Quando chega ao final do piloto, achei a história tão redondinha – um crápula da indústria musical, mas muito talentoso, que chega ao fundo do poço e é literalmente salvo pelo rock’n’roll – que pensei ser cada episódio uma história diferente. Mas não, no segundo episódio estavam todos lá, e dessa vez com menos de uma hora de episódio.

O segundo episódio é muito divertido, o mais engraçado da série, e parece apontar em uma determinada direção. Só que nos episódios seguintes o caldo meio que desanda. Talvez preocupado demais em retratar o período, homenagear artistas, registrar costumes, a história perde o foco, enrola e fica sem ritmo. Há pelo menos três episódios muito fracos. Enfim, o que foi contado em 10 poderia ter sido feito em 6 episódios.

Apesar disso, a caracterização está muito boa. Exceto por um esquisitíssimo Robert Plant, você embala no sonho com Lou Reed, David Bowie, Alice Cooper, John Lennon, Andy Warhol etc.

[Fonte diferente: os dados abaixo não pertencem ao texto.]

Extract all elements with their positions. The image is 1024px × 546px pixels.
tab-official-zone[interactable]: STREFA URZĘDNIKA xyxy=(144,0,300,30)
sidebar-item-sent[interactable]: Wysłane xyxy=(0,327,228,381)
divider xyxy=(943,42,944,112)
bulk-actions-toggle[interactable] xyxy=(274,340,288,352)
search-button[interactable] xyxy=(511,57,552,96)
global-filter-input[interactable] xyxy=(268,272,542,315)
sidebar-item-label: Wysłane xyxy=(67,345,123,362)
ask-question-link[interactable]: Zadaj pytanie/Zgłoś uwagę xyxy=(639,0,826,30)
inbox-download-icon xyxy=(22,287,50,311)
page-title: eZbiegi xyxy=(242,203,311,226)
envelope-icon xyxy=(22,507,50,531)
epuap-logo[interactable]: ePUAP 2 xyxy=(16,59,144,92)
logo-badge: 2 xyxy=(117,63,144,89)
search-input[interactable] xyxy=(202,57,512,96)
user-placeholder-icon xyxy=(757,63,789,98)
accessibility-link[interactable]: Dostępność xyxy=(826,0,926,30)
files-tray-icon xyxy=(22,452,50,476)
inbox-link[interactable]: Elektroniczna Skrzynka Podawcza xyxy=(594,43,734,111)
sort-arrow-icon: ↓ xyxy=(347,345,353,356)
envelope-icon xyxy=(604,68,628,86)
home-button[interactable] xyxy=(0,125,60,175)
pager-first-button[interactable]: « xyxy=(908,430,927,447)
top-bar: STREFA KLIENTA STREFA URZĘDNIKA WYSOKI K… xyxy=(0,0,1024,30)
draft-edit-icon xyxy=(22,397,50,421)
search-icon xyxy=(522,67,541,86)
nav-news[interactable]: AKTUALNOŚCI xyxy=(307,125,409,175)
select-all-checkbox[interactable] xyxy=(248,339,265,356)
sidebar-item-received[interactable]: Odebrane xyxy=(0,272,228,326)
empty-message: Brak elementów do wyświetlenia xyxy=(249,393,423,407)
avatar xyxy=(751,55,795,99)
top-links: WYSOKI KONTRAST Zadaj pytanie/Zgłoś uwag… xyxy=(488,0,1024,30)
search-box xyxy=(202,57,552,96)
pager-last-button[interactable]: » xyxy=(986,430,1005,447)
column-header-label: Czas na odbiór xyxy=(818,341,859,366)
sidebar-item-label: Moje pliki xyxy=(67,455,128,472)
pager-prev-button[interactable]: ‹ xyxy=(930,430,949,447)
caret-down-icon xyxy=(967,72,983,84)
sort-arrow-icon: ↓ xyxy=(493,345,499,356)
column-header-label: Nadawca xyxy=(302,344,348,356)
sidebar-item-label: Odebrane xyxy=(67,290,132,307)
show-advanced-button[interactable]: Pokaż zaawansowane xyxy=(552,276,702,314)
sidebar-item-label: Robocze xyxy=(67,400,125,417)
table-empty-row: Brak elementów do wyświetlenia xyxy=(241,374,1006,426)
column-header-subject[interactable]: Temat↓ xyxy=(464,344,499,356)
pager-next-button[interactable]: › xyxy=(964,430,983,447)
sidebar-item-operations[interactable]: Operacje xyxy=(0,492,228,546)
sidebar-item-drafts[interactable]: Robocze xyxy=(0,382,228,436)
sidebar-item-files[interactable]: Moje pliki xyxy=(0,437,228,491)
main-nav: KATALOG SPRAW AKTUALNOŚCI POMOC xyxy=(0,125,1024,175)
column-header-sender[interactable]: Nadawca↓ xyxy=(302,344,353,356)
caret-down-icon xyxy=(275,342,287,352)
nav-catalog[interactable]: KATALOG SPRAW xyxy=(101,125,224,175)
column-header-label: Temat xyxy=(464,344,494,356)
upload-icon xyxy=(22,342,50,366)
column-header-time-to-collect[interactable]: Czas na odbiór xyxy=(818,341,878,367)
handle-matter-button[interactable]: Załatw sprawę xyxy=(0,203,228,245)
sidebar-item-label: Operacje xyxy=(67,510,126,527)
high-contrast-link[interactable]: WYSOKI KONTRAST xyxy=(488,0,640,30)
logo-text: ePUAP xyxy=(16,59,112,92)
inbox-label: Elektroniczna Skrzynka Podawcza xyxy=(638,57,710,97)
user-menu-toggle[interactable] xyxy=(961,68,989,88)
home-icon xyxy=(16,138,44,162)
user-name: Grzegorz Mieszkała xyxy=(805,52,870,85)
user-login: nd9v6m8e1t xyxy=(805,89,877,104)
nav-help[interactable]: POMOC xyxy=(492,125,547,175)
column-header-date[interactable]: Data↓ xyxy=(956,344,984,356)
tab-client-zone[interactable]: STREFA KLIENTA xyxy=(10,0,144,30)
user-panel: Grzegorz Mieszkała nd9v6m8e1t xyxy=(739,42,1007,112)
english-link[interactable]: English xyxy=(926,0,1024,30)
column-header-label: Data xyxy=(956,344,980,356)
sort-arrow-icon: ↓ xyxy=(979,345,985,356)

Por outro lado, a trama policial se torna muito óbvia, cartesiana.

Só no último capítulo a série recupera o pique e surpreende. Coincidência ou não (acredito que não), o 2° e o último episódios foram escritos por Terence Winter, que co-escreveu com seus colegas de criação o piloto. Ou seja: o que há de melhor na série tem o dedo dele.

No geral, a série acaba valendo a pena, mas a grande frustração fica por conta do final. Ou não final. As tramas principais encontram um desfecho, mas a temporada se encerra com algumas pontas soltas. Na época, estava prevista uma segunda temporada, mas quatro meses depois a HBO decidiu cancelá-la.